On a personal note, my parents knew Rafe from high school and UBC. My Dad and Rafe ran against each other for head of the Zeta Psi fraternity and engaged in many political debates, I’m told. In 1991, the Rafe Mair Show invited the youth wings of the Socreds and the NDP onto their show in the pre-election period. As a young organizer for Gordon Wilson’s BC Liberals, I was outraged! Why weren’t the Liberals invited? (Of course, we had no seats in the Legislature at the time). So I did what anyone would do in this situation, I faxed Rafe Mair and demanded to be in the show. He agreed. Along with my team of young Liberals – Bruce Young and Christy Clark – we appeared on his show from the CKNW studio at the Plaza of Nations. I was nervous and absolutely terrible, intimidated by the legendary host. At the first commercial break, I mentioned who my parents were and, at that point, Rafe’s tone changed and took it easy on us. Thanks for that Rafe. Years later, my father passed away, and though he and my Dad had not kept in touch very much over the years, he was kind enough to note his passing on his show, a kind gesture of a broadcaster at the top of the heap, remembering an old friend from days gone by.
Just returned to the wet coast from a six week sojourn through the South Pacific – retirement is great! So I didn’t get to read your tribute to Rafe Mair until today. Your story reminded me of one event that included Rafe while he was, I think, Minister of the Environment, or whatever it was called in the late 70s. I was involved at the time with the Canadian delegation to the old International North Pacific Fisheries Commission. At an Annual meeting in the late 70s in Tokyo, Rafe joined the delegation to keep tabs on we Feds, I guess.

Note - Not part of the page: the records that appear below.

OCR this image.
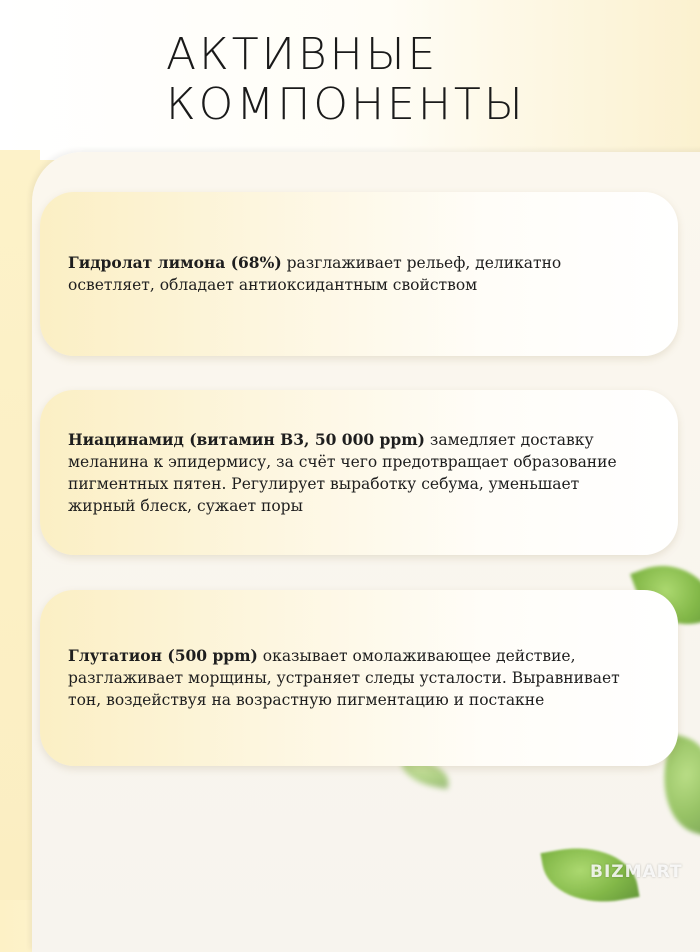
АКТИВНЫЕ
КОМПОНЕНТЫ

Гидролат лимона (68%) разглаживает рельеф, деликатно осветляет, обладает антиоксидантным свойством

Ниацинамид (витамин В3, 50 000 ppm) замедляет доставку меланина к эпидермису, за счёт чего предотвращает образование пигментных пятен. Регулирует выработку себума, уменьшает жирный блеск, сужает поры

Глутатион (500 ppm) оказывает омолаживающее действие, разглаживает морщины, устраняет следы усталости. Выравнивает тон, воздействуя на возрастную пигментацию и постакне

BIZMART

Anyway, I recall Rafe wanting to see something of Japan, so I accompanied him, with a couple of others, on a train trip to Nara. I have never forgotten how excited Rafe was about this expedition, and how close he kept to our small group – he didn’t want to have to find his own way back to Tokyo!
Anyhow, small events make lasting memories, and I always appreciated his gratitude for my escorting him to Nara that day and, more important, getting him back to the familiar territory of the Imperial Hotel.